About 27% of the breakthrough cases known to the CDC were asymptomatic infections, for example. This does not mean that really serious results are impossible. There are 835 hospitalizations among those fully vaccinated against COVID-19 (although 30% of them are categorized as asymptomatic or unrelated to COVID-19), and there are also 132 deaths – although again, not all of they were necessarily directly related to COVID-19.

“The vaccine still elicits a certain immune response to help your body fight the infection, and this becomes a milder infection,” Nelson said. “Probably less likely to be transmitted.”

There are no clear models for who is at risk.

Current CDC data on breakthrough cases show that about 60% of reported breakthrough infections were in women, although it is too early to say why. This may be due to the fact that women are more likely to seek health care or because women’s immune systems somehow respond differently to the vaccine than men’s.

And about 40% of outbreaks have been in people aged 60 and over, although again, this may be due to the fact that older Americans have been vaccinated in greater numbers. All this means that at this time there are no really clear models of who appears to be at greater risk of a breakthrough infection.

“I don’t know that there is still a model we can really identify,” Nelson said. “I would say something we think about, obviously these are the new options that are out there.”

It is also worth noting that it is not yet entirely clear how long immunity lasts after vaccination, although studies show that it is at least six months. So in the future, there may be some confusion about the real cases of breakthroughs compared to those that occur when people’s immunity potentially begins to weaken.

“Unfortunately, only time can tell us how long these vaccines will be as effective as they are,” Nelson said. “I think the general idea is that it’s probably at least a year.” But we won’t really have a clear idea about that until next fall or winter, she added.

It is important to be aware of and follow the changing recommendations for life after the vaccine.

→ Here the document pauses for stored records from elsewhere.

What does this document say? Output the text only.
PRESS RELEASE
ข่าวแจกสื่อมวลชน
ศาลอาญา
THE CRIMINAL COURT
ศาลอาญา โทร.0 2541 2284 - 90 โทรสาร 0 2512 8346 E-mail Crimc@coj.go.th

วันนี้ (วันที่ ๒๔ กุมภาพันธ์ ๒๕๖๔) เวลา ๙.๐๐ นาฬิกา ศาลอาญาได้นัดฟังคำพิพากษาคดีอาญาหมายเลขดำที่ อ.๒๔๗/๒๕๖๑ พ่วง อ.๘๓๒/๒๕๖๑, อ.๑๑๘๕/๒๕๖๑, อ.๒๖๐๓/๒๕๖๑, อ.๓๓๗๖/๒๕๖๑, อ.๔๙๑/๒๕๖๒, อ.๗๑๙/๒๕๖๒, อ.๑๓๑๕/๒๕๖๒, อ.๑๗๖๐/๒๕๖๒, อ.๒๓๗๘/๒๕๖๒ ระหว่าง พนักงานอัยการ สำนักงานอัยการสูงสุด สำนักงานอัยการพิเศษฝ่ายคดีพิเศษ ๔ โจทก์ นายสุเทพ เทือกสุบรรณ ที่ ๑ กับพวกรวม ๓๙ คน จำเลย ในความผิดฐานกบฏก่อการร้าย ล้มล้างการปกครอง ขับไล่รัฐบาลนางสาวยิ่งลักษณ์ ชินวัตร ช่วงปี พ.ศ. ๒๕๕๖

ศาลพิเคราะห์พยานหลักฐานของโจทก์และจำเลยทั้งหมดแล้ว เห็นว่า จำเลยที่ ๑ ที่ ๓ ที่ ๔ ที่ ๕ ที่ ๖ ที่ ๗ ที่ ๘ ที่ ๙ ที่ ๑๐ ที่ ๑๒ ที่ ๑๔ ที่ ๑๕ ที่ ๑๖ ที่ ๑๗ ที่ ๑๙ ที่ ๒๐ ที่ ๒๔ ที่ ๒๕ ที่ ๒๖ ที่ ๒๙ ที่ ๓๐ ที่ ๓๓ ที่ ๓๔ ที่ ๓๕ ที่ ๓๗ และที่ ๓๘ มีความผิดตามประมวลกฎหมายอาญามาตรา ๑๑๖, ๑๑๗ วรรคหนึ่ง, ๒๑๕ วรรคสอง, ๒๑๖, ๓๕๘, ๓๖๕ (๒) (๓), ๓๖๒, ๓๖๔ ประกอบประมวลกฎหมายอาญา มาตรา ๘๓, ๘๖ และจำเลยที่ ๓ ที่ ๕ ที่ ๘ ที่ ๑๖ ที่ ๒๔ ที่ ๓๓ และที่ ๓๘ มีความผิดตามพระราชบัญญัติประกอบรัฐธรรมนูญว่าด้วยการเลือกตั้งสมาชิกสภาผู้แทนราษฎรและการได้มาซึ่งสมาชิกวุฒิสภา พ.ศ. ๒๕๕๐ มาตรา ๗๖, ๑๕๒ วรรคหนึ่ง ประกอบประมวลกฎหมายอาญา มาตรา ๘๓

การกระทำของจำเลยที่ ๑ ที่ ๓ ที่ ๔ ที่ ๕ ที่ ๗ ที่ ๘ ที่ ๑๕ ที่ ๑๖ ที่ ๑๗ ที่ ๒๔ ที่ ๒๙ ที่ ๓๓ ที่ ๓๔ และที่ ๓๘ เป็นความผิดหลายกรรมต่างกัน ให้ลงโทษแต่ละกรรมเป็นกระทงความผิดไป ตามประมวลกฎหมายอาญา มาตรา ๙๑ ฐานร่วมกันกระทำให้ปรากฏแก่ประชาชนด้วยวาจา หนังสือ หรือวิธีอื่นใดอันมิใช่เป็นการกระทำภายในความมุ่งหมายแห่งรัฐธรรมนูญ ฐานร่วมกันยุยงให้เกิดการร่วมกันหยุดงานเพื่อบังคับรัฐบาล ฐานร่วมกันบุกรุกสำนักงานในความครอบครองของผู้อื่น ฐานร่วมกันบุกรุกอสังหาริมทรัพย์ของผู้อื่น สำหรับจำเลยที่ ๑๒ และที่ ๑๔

The CDC is slowly changing its guidelines on what people can do once they are fully vaccinated. It’s a good idea to get together with a small group of friends outdoors while you’re in disguise, for example, or to walk or ride a bike. If you are fully vaccinated, it is generally safe to travel to the United States. Our current COVID-19 vaccines do provide stable protection, and health experts want everyone who is really hungry for normalcy, connection, and physical attachment to enjoy free vaccinations.

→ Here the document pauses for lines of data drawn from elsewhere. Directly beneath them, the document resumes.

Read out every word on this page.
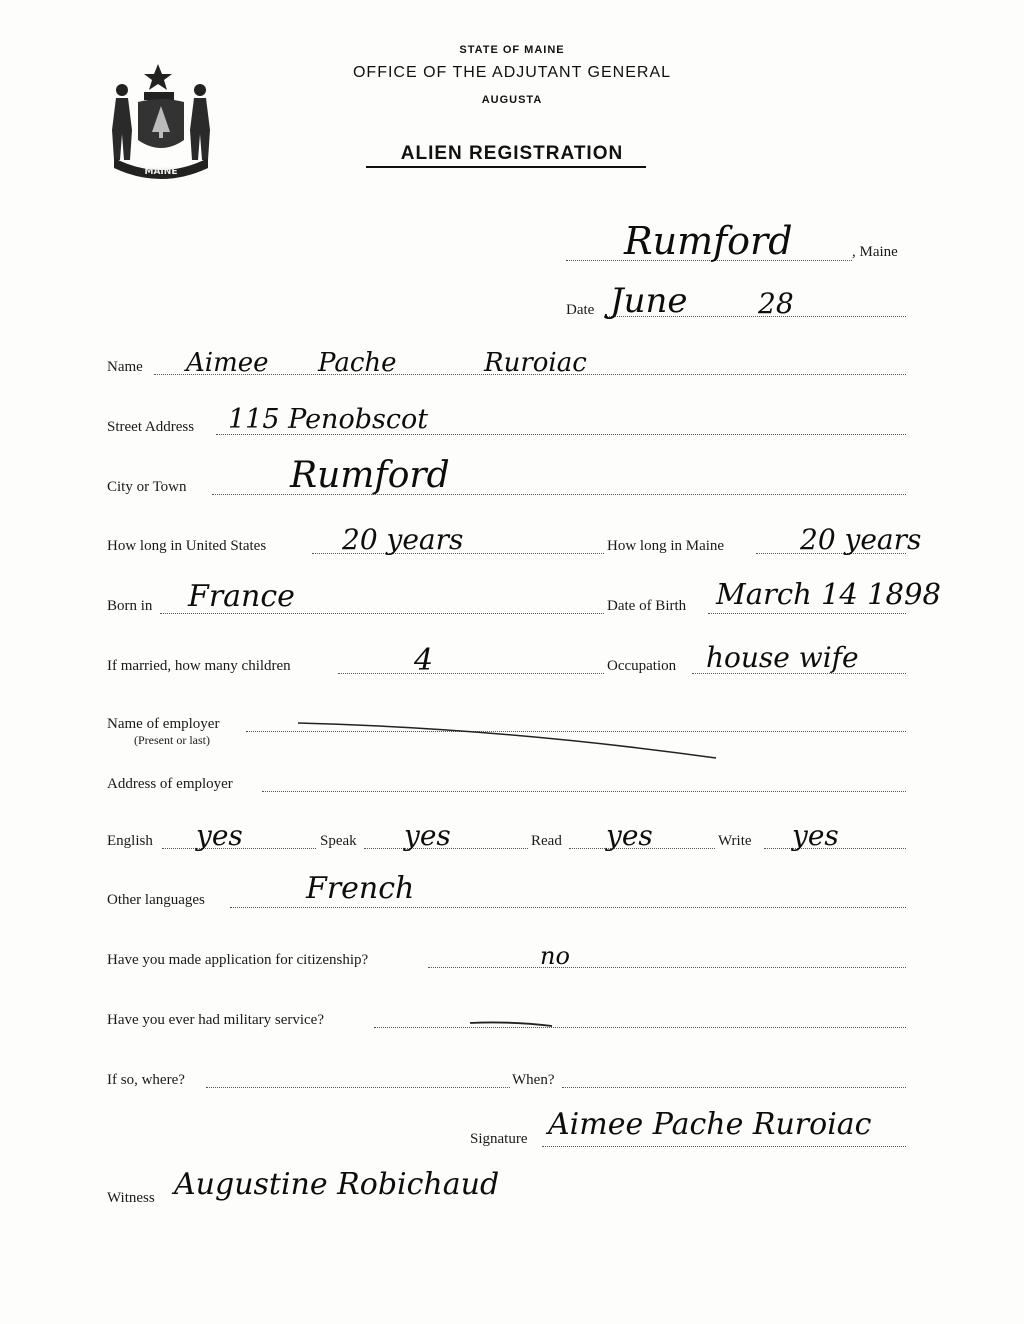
MAINE
STATE OF MAINE
OFFICE OF THE ADJUTANT GENERAL
AUGUSTA
ALIEN REGISTRATION
, Maine
Rumford
Date June	28
Name Aimee Pache	Ruroiac
Street Address 115 Penobscot
City or Town	Rumford
How long in United States	20 years	How long in Maine	20 years
Born in France	Date of Birth March 14 1898
If married, how many children	4	Occupation house wife
Name of employer
(Present or last)
Address of employer
English yes	Speak yes	Read yes	Write yes
Other languages	French
Have you made application for citizenship?	no
Have you ever had military service?
If so, where?	When?
Signature Aimee Pache Ruroiac
Witness Augustine Robichaud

Remember: the fact that there have been breakthroughs (and there will continue to be) is not a failure of the vaccine in any way, “Nelson said.

But there are still times when the CDC calls on fully vaccinated Americans to take preventative measures such as wearing masks, maintaining social distance and washing their hands – especially when you are in a crowded or poorly ventilated area.

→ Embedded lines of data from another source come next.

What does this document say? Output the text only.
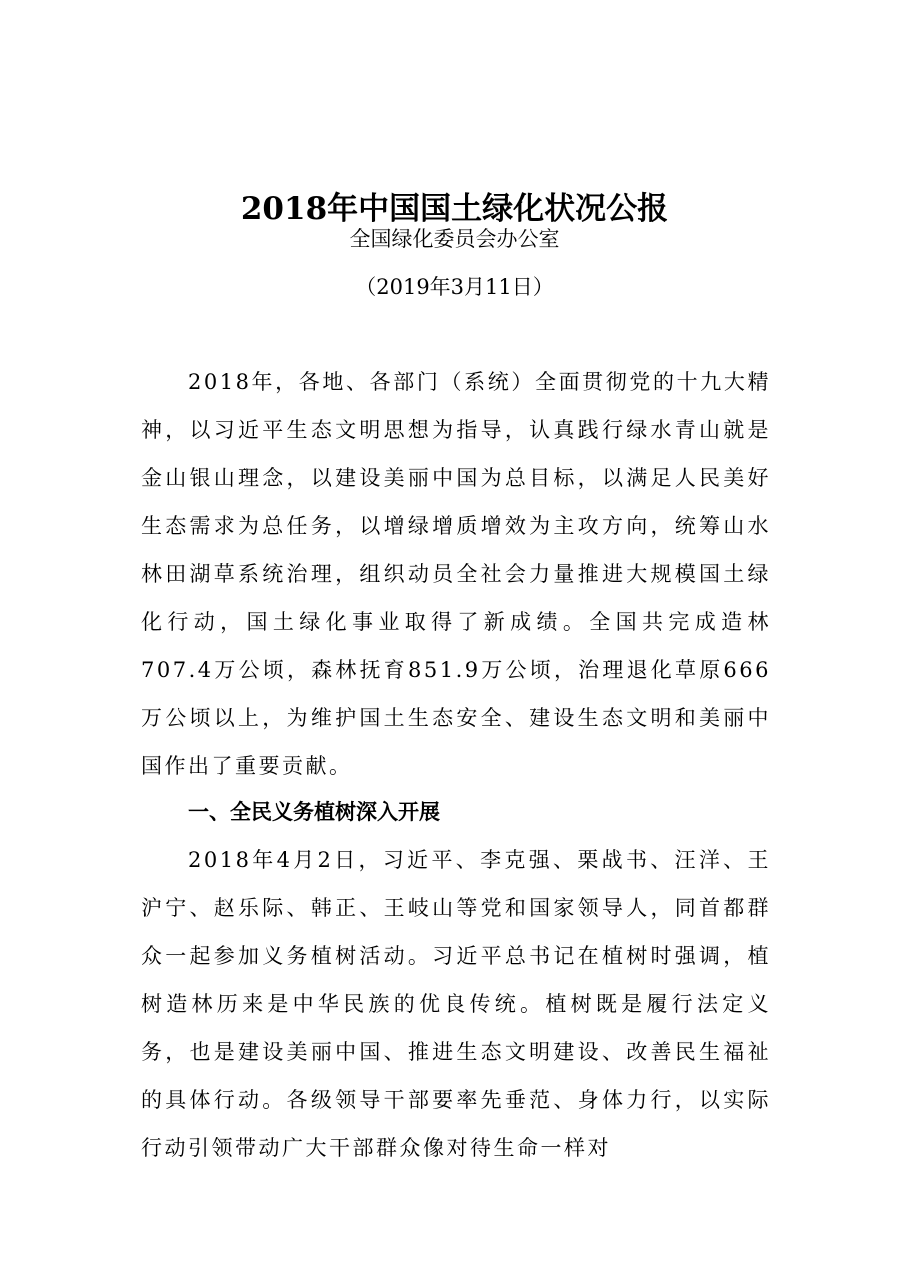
2018年中国国土绿化状况公报
全国绿化委员会办公室
（2019年3月11日）

2018年，各地、各部门（系统）全面贯彻党的十九大精神，以习近平生态文明思想为指导，认真践行绿水青山就是金山银山理念，以建设美丽中国为总目标，以满足人民美好生态需求为总任务，以增绿增质增效为主攻方向，统筹山水林田湖草系统治理，组织动员全社会力量推进大规模国土绿化行动，国土绿化事业取得了新成绩。全国共完成造林707.4万公顷，森林抚育851.9万公顷，治理退化草原666万公顷以上，为维护国土生态安全、建设生态文明和美丽中国作出了重要贡献。

一、全民义务植树深入开展

2018年4月2日，习近平、李克强、栗战书、汪洋、王沪宁、赵乐际、韩正、王岐山等党和国家领导人，同首都群众一起参加义务植树活动。习近平总书记在植树时强调，植树造林历来是中华民族的优良传统。植树既是履行法定义务，也是建设美丽中国、推进生态文明建设、改善民生福祉的具体行动。各级领导干部要率先垂范、身体力行，以实际行动引领带动广大干部群众像对待生命一样对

“If you’re around people who haven’t been fully vaccinated, or if you’re around someone who can’t be vaccinated … or you’re in a crowd or a poorly ventilated area, it’s probably important to keep doing these other mitigation measures,” he said. Nelson.

Experts are still learning about COVID-19. The information in this story is what was known or available at the time of publication, but guidelines may change as scientists discover more about the virus. Please check the Centers for Disease Control and Prevention for the latest recommendations.